安倍文殊院がある安倍山丘陵は古墳の宝庫である。
前回紹介させていただいた西古墳のほかにも、東古墳、谷首古墳、コロコロ山古墳、中山古墳群、フジヤマ古墳群、艸墓(くさはか)古墳、風呂坊古墳群、稲荷東古墳群、稲荷西古墳群などが密集している。
これらは6世紀初めから7世紀末にかけて築かれたもので、墳丘の規模は比較的小さい。ところが丘陵の北東には4世紀初めに造られた桜井茶臼山古墳、南にはメスリ山古墳という国内でも最大級の古墳がある。
桜井茶臼山古墳は全長207メートル、メスリ山古墳は224メートルの前方後円墳で、大和川の北側にある箸墓(はしはか)古墳などと同じ時代に築かれたものだと考えられている。
つまり阿倍氏は大和朝廷の草創期から、2つの巨大古墳を築くほどの重要人物を輩出し、朝廷の要職をになっていたということである。

文殊院の本堂で渡海文殊群像を拝してから、東古墳を訪ねた。こちらの石室は加工されていない自然石が使われていて、7世紀前半の阿倍氏の当主の墓ではないかと見られている。
不思議なことに古墳の羨道(せんどう)部には井戸があり、閼伽井(あかい)の窟と呼ばれている。
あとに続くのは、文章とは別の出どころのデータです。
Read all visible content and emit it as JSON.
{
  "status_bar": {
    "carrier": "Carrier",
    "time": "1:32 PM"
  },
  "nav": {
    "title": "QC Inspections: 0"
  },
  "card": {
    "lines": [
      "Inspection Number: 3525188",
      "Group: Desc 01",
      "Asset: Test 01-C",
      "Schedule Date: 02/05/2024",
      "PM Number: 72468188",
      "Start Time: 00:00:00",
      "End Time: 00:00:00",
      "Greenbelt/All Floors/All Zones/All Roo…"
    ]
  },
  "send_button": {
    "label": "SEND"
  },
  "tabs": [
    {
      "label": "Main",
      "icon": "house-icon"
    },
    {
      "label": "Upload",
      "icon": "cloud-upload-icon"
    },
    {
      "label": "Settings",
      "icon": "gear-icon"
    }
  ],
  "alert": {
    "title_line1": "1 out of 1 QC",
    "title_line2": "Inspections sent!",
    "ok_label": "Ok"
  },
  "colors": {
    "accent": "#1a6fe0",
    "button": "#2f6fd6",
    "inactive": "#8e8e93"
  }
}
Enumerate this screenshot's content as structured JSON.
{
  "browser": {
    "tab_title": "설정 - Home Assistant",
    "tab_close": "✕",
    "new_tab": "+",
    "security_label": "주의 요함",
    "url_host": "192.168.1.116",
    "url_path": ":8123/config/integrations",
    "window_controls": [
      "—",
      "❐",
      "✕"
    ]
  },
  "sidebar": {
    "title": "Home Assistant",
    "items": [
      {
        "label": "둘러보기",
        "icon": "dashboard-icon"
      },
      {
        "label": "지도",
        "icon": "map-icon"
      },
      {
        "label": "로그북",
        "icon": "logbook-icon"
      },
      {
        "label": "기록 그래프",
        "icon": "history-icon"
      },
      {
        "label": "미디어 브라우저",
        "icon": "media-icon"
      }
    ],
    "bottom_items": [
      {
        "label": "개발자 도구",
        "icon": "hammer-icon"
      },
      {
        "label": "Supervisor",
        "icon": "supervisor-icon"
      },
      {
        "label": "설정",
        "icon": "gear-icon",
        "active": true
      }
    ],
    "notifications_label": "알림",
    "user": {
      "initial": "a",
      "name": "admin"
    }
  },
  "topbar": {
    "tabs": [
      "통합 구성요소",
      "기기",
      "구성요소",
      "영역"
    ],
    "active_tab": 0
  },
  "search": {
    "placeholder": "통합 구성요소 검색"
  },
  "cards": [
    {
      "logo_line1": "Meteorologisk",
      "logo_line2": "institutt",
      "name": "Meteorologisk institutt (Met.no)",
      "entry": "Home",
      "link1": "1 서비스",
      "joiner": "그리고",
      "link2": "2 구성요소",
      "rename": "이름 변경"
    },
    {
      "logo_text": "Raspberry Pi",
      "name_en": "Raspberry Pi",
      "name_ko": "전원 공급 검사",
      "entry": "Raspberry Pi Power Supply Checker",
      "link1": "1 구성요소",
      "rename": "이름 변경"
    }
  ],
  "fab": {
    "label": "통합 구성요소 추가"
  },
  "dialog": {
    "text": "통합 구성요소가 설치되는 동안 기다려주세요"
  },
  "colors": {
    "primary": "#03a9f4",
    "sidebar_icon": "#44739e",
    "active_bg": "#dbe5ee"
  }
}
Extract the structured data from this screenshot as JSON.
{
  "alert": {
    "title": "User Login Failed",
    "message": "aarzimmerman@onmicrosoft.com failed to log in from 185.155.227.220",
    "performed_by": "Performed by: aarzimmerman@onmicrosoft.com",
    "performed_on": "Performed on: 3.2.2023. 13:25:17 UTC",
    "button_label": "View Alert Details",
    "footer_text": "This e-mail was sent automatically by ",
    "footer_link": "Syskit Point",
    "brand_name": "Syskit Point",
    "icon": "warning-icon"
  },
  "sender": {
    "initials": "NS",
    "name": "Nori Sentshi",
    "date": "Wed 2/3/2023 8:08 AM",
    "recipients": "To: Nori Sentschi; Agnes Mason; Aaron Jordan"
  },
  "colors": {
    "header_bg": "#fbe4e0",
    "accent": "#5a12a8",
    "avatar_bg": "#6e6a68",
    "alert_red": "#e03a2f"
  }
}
閼伽井とは閼伽水(仏に献げる聖水)の井戸という意味で、ここの水を飲めば煩悩の垢を洗うと信仰されてきた。
「お水取り」と大仏建立
閼伽井といえば、東大寺の二月堂で行われる「お水取り」の時に使われる閼伽井屋を思い出される方も多いのではないだろうか。
ここの井戸は若狭井(わかさい)とも呼ばれ、若狭国(福井県小浜市)の神宮寺の近くを流れる遠敷(おにゅう)川から流した水がここまで送られたという。そのため神宮寺では3月12日のお水取りの神事に合わせ、3月2日にお水送りの神事が行われている。
日本の古代史にも造詣が深い某推理小説家は、これは実際にあったことだと論じたことがあった。中央アジアの砂漠地帯には、雪解け水が蒸発することを防ぐためにカナートという地下水路を用いる伝統がある。そうした水路によって若狭と奈良が結ばれていたと推理したのである。
途中には琵琶湖があるのだから、それはいくらなんでも無理ではないか。今ならそう思うが、若い頃にこの説を知った時には、「この先生の説なら正しいのではないか」とワクワクしたものである。